Un viaggio

     alla scoperta

di se stesso

Leggi la prefazione di Simone Farello

Un amore da dolce stil novo, dove la donna è ispirazione e guida spirituale e Martino è un giornalista affermato che ritrova per caso il suo diario di giovane che voleva cambiare il mondo, con la lotta, con le parole.

Forse è per questo che Dolce, il suo primo amore, gli regalò un libro misterioso, in cui si raccontano le peripezie di due frati, il buon Zaccaria e l’ambiguo Primo, e della loro guida Pietro, in missione segreta per conto dell’Arcivescovo di Genova, nel 1317.

 

“Come la Divina Commedia, questo è un libro sulla scoperta di sé stessi attraverso un viaggio nello spazio e nel tempo… e, per trovare il bandolo della matassa interiore, Martino ha bisogno di guide. Una di queste guide è una storia che contiene un’ipotesi sulla genesi della Divina Commedia e sull’Alighieri.

Il libro di Dolce deve a Dante anche quello che è il suo tema di fondo: la donna.

Ma se in Dante, e non poteva essere altrimenti, è un uomo che dà forma alle donne, in questo romanzo è una donna, l’autrice, che dà forma a un uomo attraverso le diverse proiezioni del femminile.

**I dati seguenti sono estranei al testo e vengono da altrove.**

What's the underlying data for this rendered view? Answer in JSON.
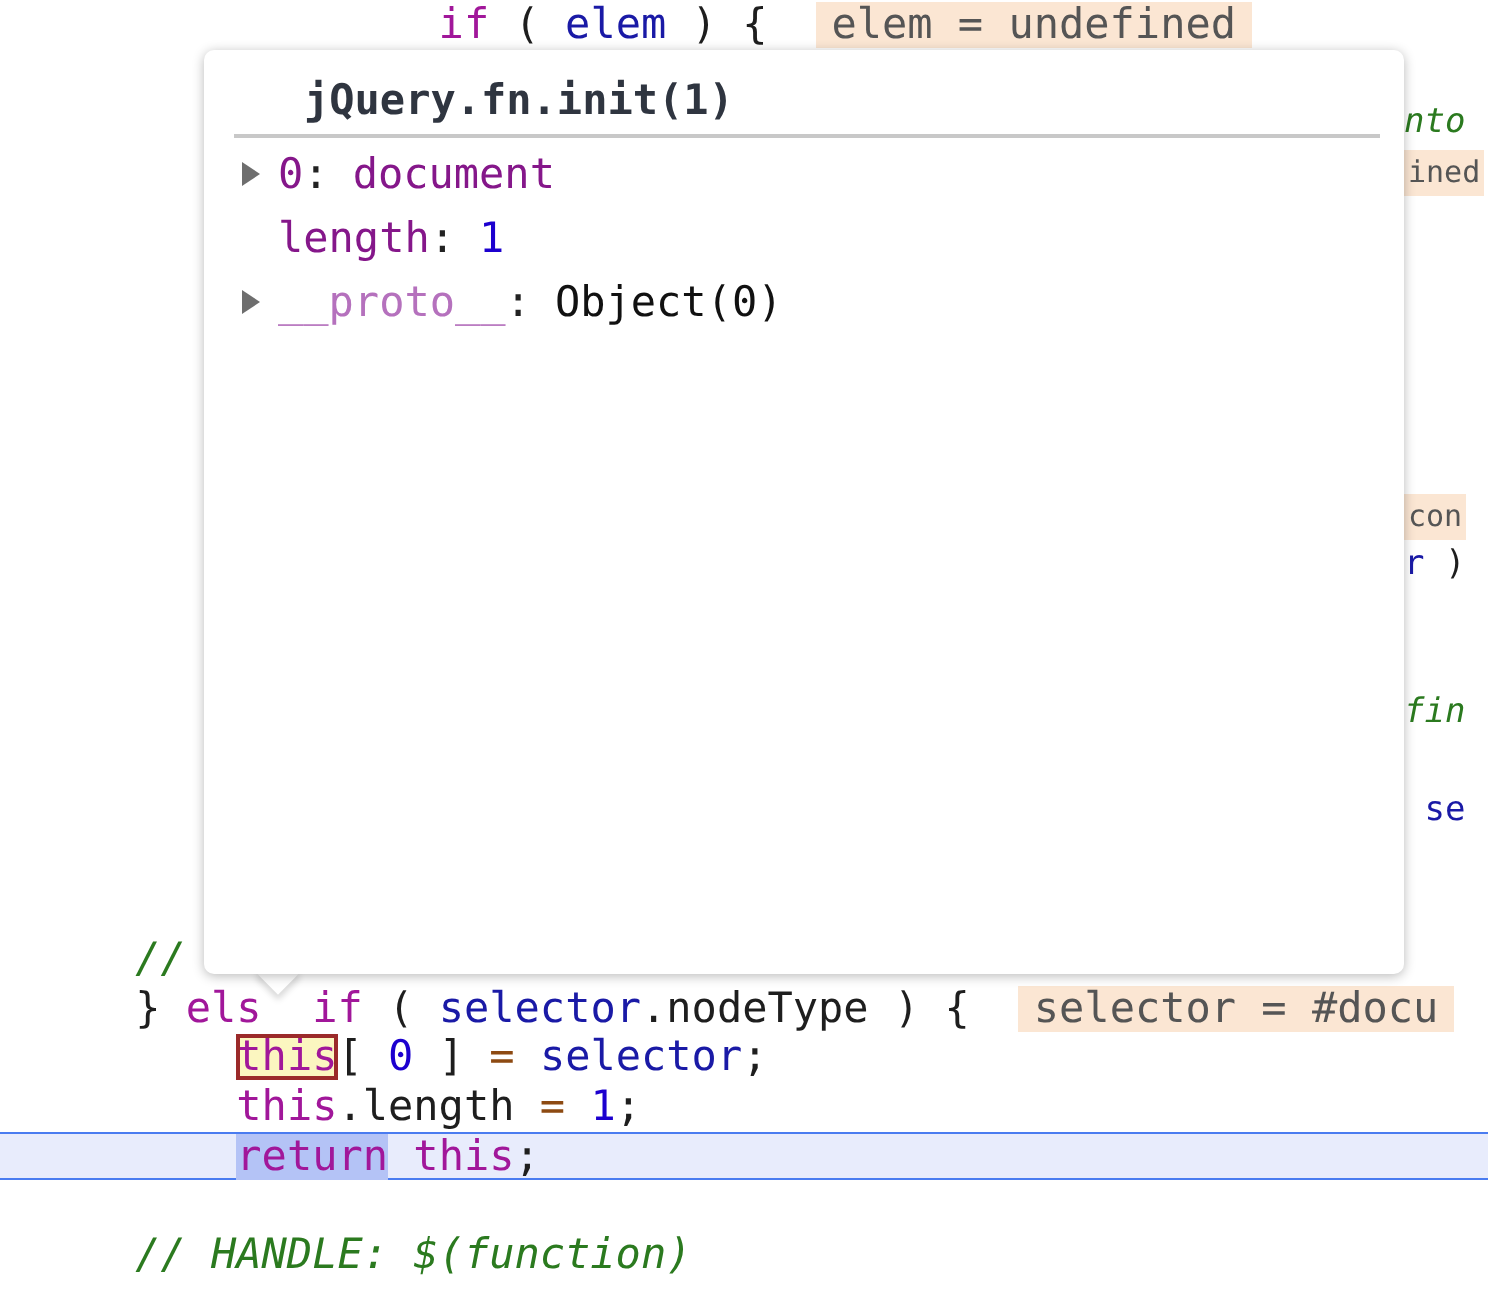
{
  "code_lines": [
    {
      "kind": "code",
      "left": [
        {
          "kind": "keyword",
          "text": "                if"
        },
        {
          "kind": "plain",
          "text": " ( "
        },
        {
          "kind": "variable",
          "text": "elem"
        },
        {
          "kind": "plain",
          "text": " ) {"
        },
        {
          "kind": "value",
          "text": "elem = undefined"
        }
      ]
    },
    {
      "kind": "blank"
    },
    {
      "kind": "code",
      "right": [
        {
          "kind": "comment",
          "text": "nto"
        }
      ]
    },
    {
      "kind": "code",
      "right": [
        {
          "kind": "value",
          "text": "ined"
        }
      ]
    },
    {
      "kind": "blank"
    },
    {
      "kind": "blank"
    },
    {
      "kind": "blank"
    },
    {
      "kind": "blank"
    },
    {
      "kind": "blank"
    },
    {
      "kind": "blank"
    },
    {
      "kind": "code",
      "right": [
        {
          "kind": "value",
          "text": "con"
        }
      ]
    },
    {
      "kind": "code",
      "right": [
        {
          "kind": "variable",
          "text": "r"
        },
        {
          "kind": "plain",
          "text": " )"
        }
      ]
    },
    {
      "kind": "blank"
    },
    {
      "kind": "blank"
    },
    {
      "kind": "code",
      "right": [
        {
          "kind": "comment",
          "text": "fin"
        }
      ]
    },
    {
      "kind": "blank"
    },
    {
      "kind": "code",
      "right": [
        {
          "kind": "variable",
          "text": " se"
        }
      ]
    },
    {
      "kind": "blank"
    },
    {
      "kind": "blank"
    },
    {
      "kind": "code",
      "left": [
        {
          "kind": "comment",
          "text": "    //"
        }
      ]
    },
    {
      "kind": "code",
      "left": [
        {
          "kind": "plain",
          "text": "    } "
        },
        {
          "kind": "keyword",
          "text": "els"
        },
        {
          "kind": "keyword",
          "text": "  if"
        },
        {
          "kind": "plain",
          "text": " ( "
        },
        {
          "kind": "variable",
          "text": "selector"
        },
        {
          "kind": "plain",
          "text": ".nodeType ) {"
        },
        {
          "kind": "value",
          "text": "selector = #docu"
        }
      ]
    },
    {
      "kind": "code",
      "left": [
        {
          "kind": "evaluated-keyword",
          "text": "        this"
        },
        {
          "kind": "plain",
          "text": "[ "
        },
        {
          "kind": "number",
          "text": "0"
        },
        {
          "kind": "plain",
          "text": " ] "
        },
        {
          "kind": "operator",
          "text": "="
        },
        {
          "kind": "variable",
          "text": " selector"
        },
        {
          "kind": "plain",
          "text": ";"
        }
      ]
    },
    {
      "kind": "code",
      "left": [
        {
          "kind": "keyword",
          "text": "        this"
        },
        {
          "kind": "plain",
          "text": ".length "
        },
        {
          "kind": "operator",
          "text": "="
        },
        {
          "kind": "number",
          "text": " 1"
        },
        {
          "kind": "plain",
          "text": ";"
        }
      ]
    }
  ],
  "paused_line": {
    "tokens": [
      {
        "kind": "selected-keyword",
        "text": "        return"
      },
      {
        "kind": "keyword",
        "text": " this"
      },
      {
        "kind": "plain",
        "text": ";"
      }
    ]
  },
  "code_lines_after": [
    {
      "kind": "blank"
    },
    {
      "kind": "code",
      "left": [
        {
          "kind": "comment",
          "text": "    // HANDLE: $(function)"
        }
      ]
    }
  ],
  "popover": {
    "title": "jQuery.fn.init(1)",
    "properties": [
      {
        "expandable": true,
        "key": "0",
        "internal": false,
        "separator": ":",
        "value": "document",
        "kind": "node"
      },
      {
        "expandable": false,
        "key": "length",
        "internal": false,
        "separator": ":",
        "value": "1",
        "kind": "number"
      },
      {
        "expandable": true,
        "key": "__proto__",
        "internal": true,
        "separator": ":",
        "value": "Object(0)",
        "kind": "object"
      }
    ]
  }
}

In fondo Il libro di Dolce è la storia di una prova e delle prove che quasi tutti noi siamo chiamati ad affrontare nelle nostre vite: è un romanzo che ci riguarda e che, come tutte le buone storie, ci pone molte domande e ci dà qualche buona risposta.” (dalla Prefazione di Simone Farello).

 

Una prova che si snoda dal Righi e, percorrendo la Via Francigena di Montagna arriva, nello spazio, sino alle terre di Luni, e nel tempo, sino alla Genova degli anni ’60 e alla Milano da Bere.